Bush served in the U.S. House of Representatives, as U.S. Ambassador to the United Nations, as Director of Central Intelligence, and as the 43rd vice president of the United States.
At the 1980 Republican National Convention, Ronald Reagan made the last-minute decision to select Bush as his vice presidential nominee after negotiations with former president Gerald Ford regarding a Reagan-Ford ticket collapsed. Though Reagan had resented the Bush campaign's attacks during the primary campaign, he ultimately decided that Bush's popularity with moderate Republicans made him the best and safest pick.

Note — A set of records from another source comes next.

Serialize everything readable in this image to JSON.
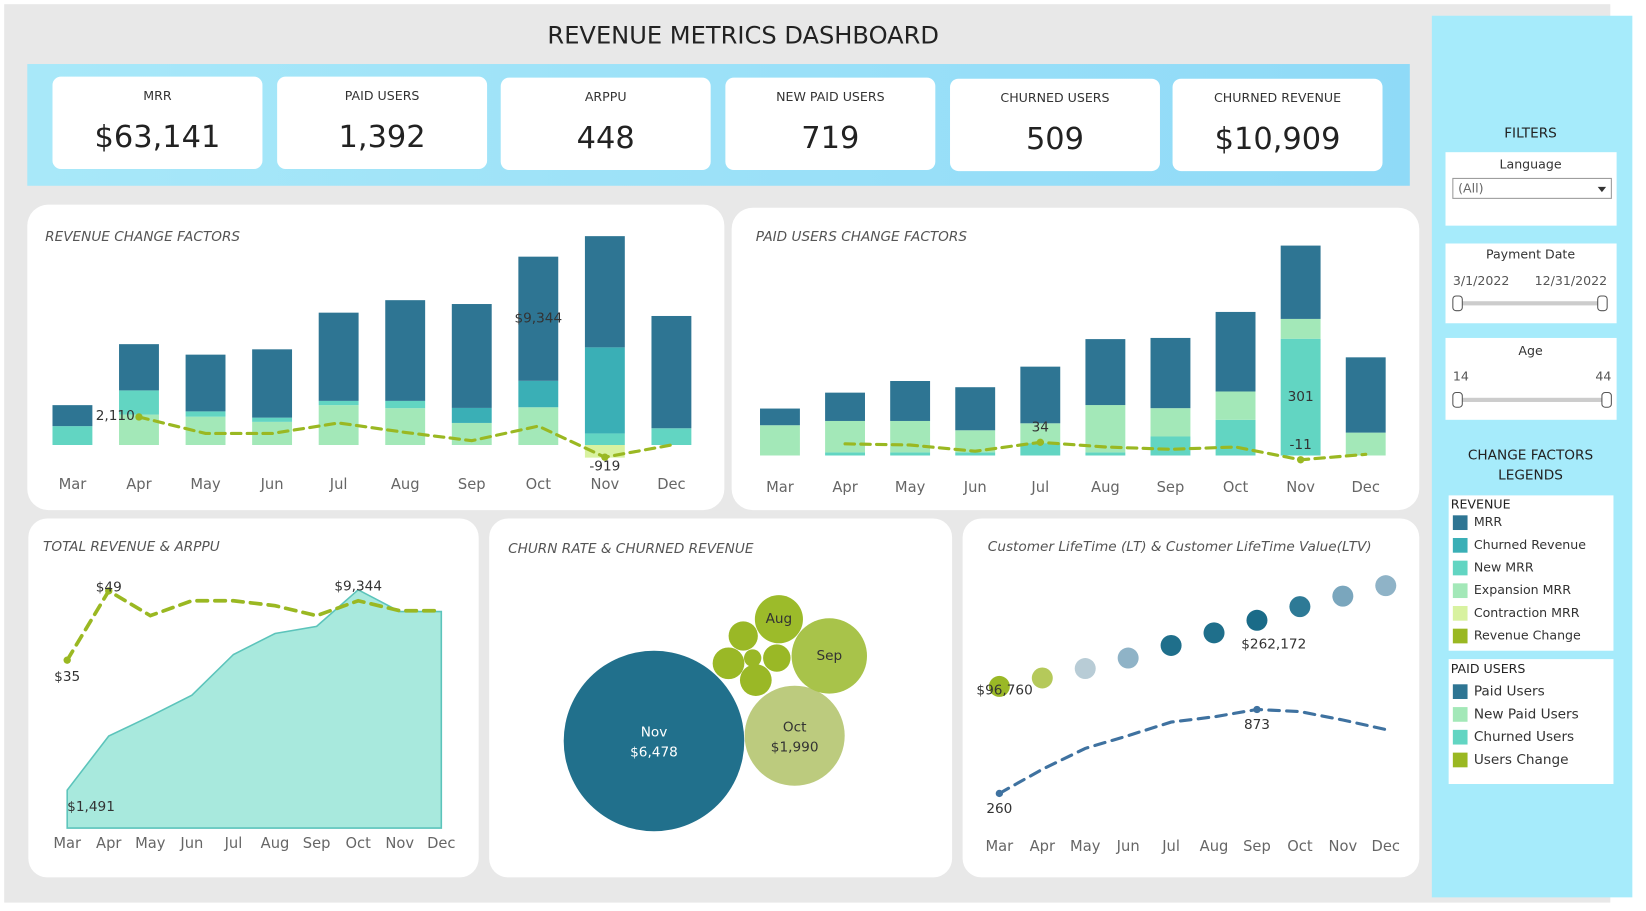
{
  "title": "REVENUE METRICS DASHBOARD",
  "kpis": [
    {
      "label": "MRR",
      "value": "$63,141"
    },
    {
      "label": "PAID USERS",
      "value": "1,392"
    },
    {
      "label": "ARPPU",
      "value": "448"
    },
    {
      "label": "NEW PAID USERS",
      "value": "719"
    },
    {
      "label": "CHURNED USERS",
      "value": "509"
    },
    {
      "label": "CHURNED REVENUE",
      "value": "$10,909"
    }
  ],
  "filters": {
    "title": "FILTERS",
    "language": {
      "label": "Language",
      "value": "(All)"
    },
    "payment_date": {
      "label": "Payment Date",
      "start": "3/1/2022",
      "end": "12/31/2022"
    },
    "age": {
      "label": "Age",
      "min": 14,
      "max": 44
    }
  },
  "legends": {
    "title": "CHANGE FACTORS LEGENDS",
    "revenue": "REVENUE",
    "paid_users": "PAID USERS"
  },
  "chart_data": [
    {
      "type": "bar",
      "title": "REVENUE CHANGE FACTORS",
      "categories": [
        "Mar",
        "Apr",
        "May",
        "Jun",
        "Jul",
        "Aug",
        "Sep",
        "Oct",
        "Nov",
        "Dec"
      ],
      "series": [
        {
          "name": "MRR",
          "color": "#2e7593",
          "values": [
            1580,
            3480,
            4270,
            5140,
            6640,
            7580,
            7820,
            9344,
            8370,
            8450
          ],
          "value_labels": [
            null,
            null,
            null,
            null,
            null,
            null,
            null,
            "$9,344",
            null,
            null
          ]
        },
        {
          "name": "Churned Revenue",
          "color": "#3aafb6",
          "values": [
            0,
            0,
            0,
            0,
            0,
            0,
            1130,
            1990,
            6478,
            0
          ]
        },
        {
          "name": "New MRR",
          "color": "#62d5c2",
          "values": [
            1420,
            1820,
            400,
            320,
            320,
            550,
            0,
            0,
            870,
            1260
          ]
        },
        {
          "name": "Expansion MRR",
          "color": "#a3e8b8",
          "values": [
            0,
            2290,
            2130,
            1740,
            3000,
            2770,
            1660,
            2840,
            0,
            0
          ]
        },
        {
          "name": "Contraction MRR",
          "color": "#d8f2a0",
          "values": [
            0,
            0,
            0,
            0,
            0,
            0,
            0,
            0,
            -950,
            0
          ]
        },
        {
          "name": "Revenue Change",
          "type": "line",
          "color": "#9ab822",
          "values": [
            null,
            2110,
            870,
            870,
            1660,
            950,
            320,
            1420,
            -919,
            0
          ],
          "value_labels": [
            null,
            "2,110",
            null,
            null,
            null,
            null,
            null,
            null,
            "-919",
            null
          ]
        }
      ]
    },
    {
      "type": "bar",
      "title": "PAID USERS CHANGE FACTORS",
      "categories": [
        "Mar",
        "Apr",
        "May",
        "Jun",
        "Jul",
        "Aug",
        "Sep",
        "Oct",
        "Nov",
        "Dec"
      ],
      "series": [
        {
          "name": "Paid Users",
          "color": "#2e7593",
          "values": [
            43,
            73,
            103,
            111,
            146,
            170,
            181,
            205,
            189,
            194
          ]
        },
        {
          "name": "New Paid Users",
          "color": "#a3e8b8",
          "values": [
            78,
            81,
            81,
            57,
            51,
            122,
            73,
            73,
            51,
            59
          ]
        },
        {
          "name": "Churned Users",
          "color": "#62d5c2",
          "values": [
            0,
            8,
            8,
            8,
            32,
            8,
            49,
            92,
            301,
            0
          ],
          "value_labels": [
            null,
            null,
            null,
            null,
            null,
            null,
            null,
            null,
            "301",
            null
          ]
        },
        {
          "name": "Users Change",
          "type": "line",
          "color": "#9ab822",
          "values": [
            null,
            30,
            27,
            11,
            34,
            22,
            16,
            22,
            -11,
            3
          ],
          "value_labels": [
            null,
            null,
            null,
            null,
            "34",
            null,
            null,
            null,
            "-11",
            null
          ]
        }
      ]
    },
    {
      "type": "area",
      "title": "TOTAL REVENUE & ARPPU",
      "categories": [
        "Mar",
        "Apr",
        "May",
        "Jun",
        "Jul",
        "Aug",
        "Sep",
        "Oct",
        "Nov",
        "Dec"
      ],
      "series": [
        {
          "color": "#a8e9dd",
          "values": [
            1491,
            3610,
            4390,
            5210,
            6810,
            7630,
            7910,
            9344,
            8490,
            8490
          ],
          "value_labels": [
            "$1,491",
            null,
            null,
            null,
            null,
            null,
            null,
            "$9,344",
            null,
            null
          ]
        },
        {
          "type": "line",
          "color": "#9ab822",
          "values": [
            35,
            49,
            44,
            47,
            47,
            46,
            44,
            47,
            45,
            45
          ],
          "value_labels": [
            "$35",
            "$49",
            null,
            null,
            null,
            null,
            null,
            null,
            null,
            null
          ]
        }
      ]
    },
    {
      "type": "bubble",
      "title": "CHURN RATE & CHURNED REVENUE",
      "categories": [
        "Nov",
        "Oct",
        "Sep",
        "Aug",
        null,
        null,
        null,
        null,
        null
      ],
      "values": [
        6478,
        1990,
        1130,
        460,
        170,
        200,
        200,
        60,
        150
      ],
      "value_labels": [
        "$6,478",
        "$1,990",
        null,
        null,
        null,
        null,
        null,
        null,
        null
      ],
      "colors": [
        "#21708c",
        "#bccb7e",
        "#a8c34a",
        "#9cbb2a",
        "#9ab826",
        "#9ab826",
        "#9ab826",
        "#9ab826",
        "#9ab826"
      ]
    },
    {
      "type": "scatter",
      "title": "Customer LifeTime (LT) & Customer LifeTime Value(LTV)",
      "categories": [
        "Mar",
        "Apr",
        "May",
        "Jun",
        "Jul",
        "Aug",
        "Sep",
        "Oct",
        "Nov",
        "Dec"
      ],
      "series": [
        {
          "colors": [
            "#9ab826",
            "#b5c95a",
            "#b8ccd6",
            "#8fb3c7",
            "#1f6f8b",
            "#1f6f8b",
            "#1a6b88",
            "#2e7a96",
            "#7aa6bd",
            "#8fb3c7"
          ],
          "values": [
            96760,
            117800,
            141400,
            167700,
            199200,
            230700,
            262172,
            296300,
            322600,
            348800
          ],
          "value_labels": [
            "$96,760",
            null,
            null,
            null,
            null,
            null,
            "$262,172",
            null,
            null,
            null
          ]
        },
        {
          "type": "line",
          "color": "#3f72a0",
          "values": [
            260,
            436,
            589,
            682,
            781,
            819,
            873,
            858,
            796,
            727
          ],
          "value_labels": [
            "260",
            null,
            null,
            null,
            null,
            null,
            "873",
            null,
            null,
            null
          ]
        }
      ]
    }
  ]
}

Bush defeated Democrat Michael Dukakis by a margin of 426 to 111 in the Electoral College and took 53.4 percent of the popular vote, becoming the first sitting vice president to be elected president since Martin Van Buren in 1836.
"I do not like broccoli," Bush revealed in 1990, "and I haven't liked it since I was a little kid, and my mother made me eat it, and I'm president of the United States, and I'm not going to eat any more broccoli."
Although he apparently considered actor Clint Eastwood, who was then mayer of Carmel, California, Bush ultimately chose Dan Quayle who is best known for misspelling "potato".
In May 1989, Panamanian dictator Manuel Noriega annulled the results of a democratic presidential election. Bush objected to the annulment and dispatched 2,000 soldiers to the country, where they began conducting regular military exercises. After a U.S. serviceman was shot by Panamanian forces, Bush ordered the United States invasion of Panama, known as "Operation Just Cause". American forces quickly took control of the Panama Canal Zone and Panama City. Noriega surrendered on January 3, 1990, and was quickly transported to a prison in the United States where he was convicted and imprisoned on racketeering and drug trafficking charges.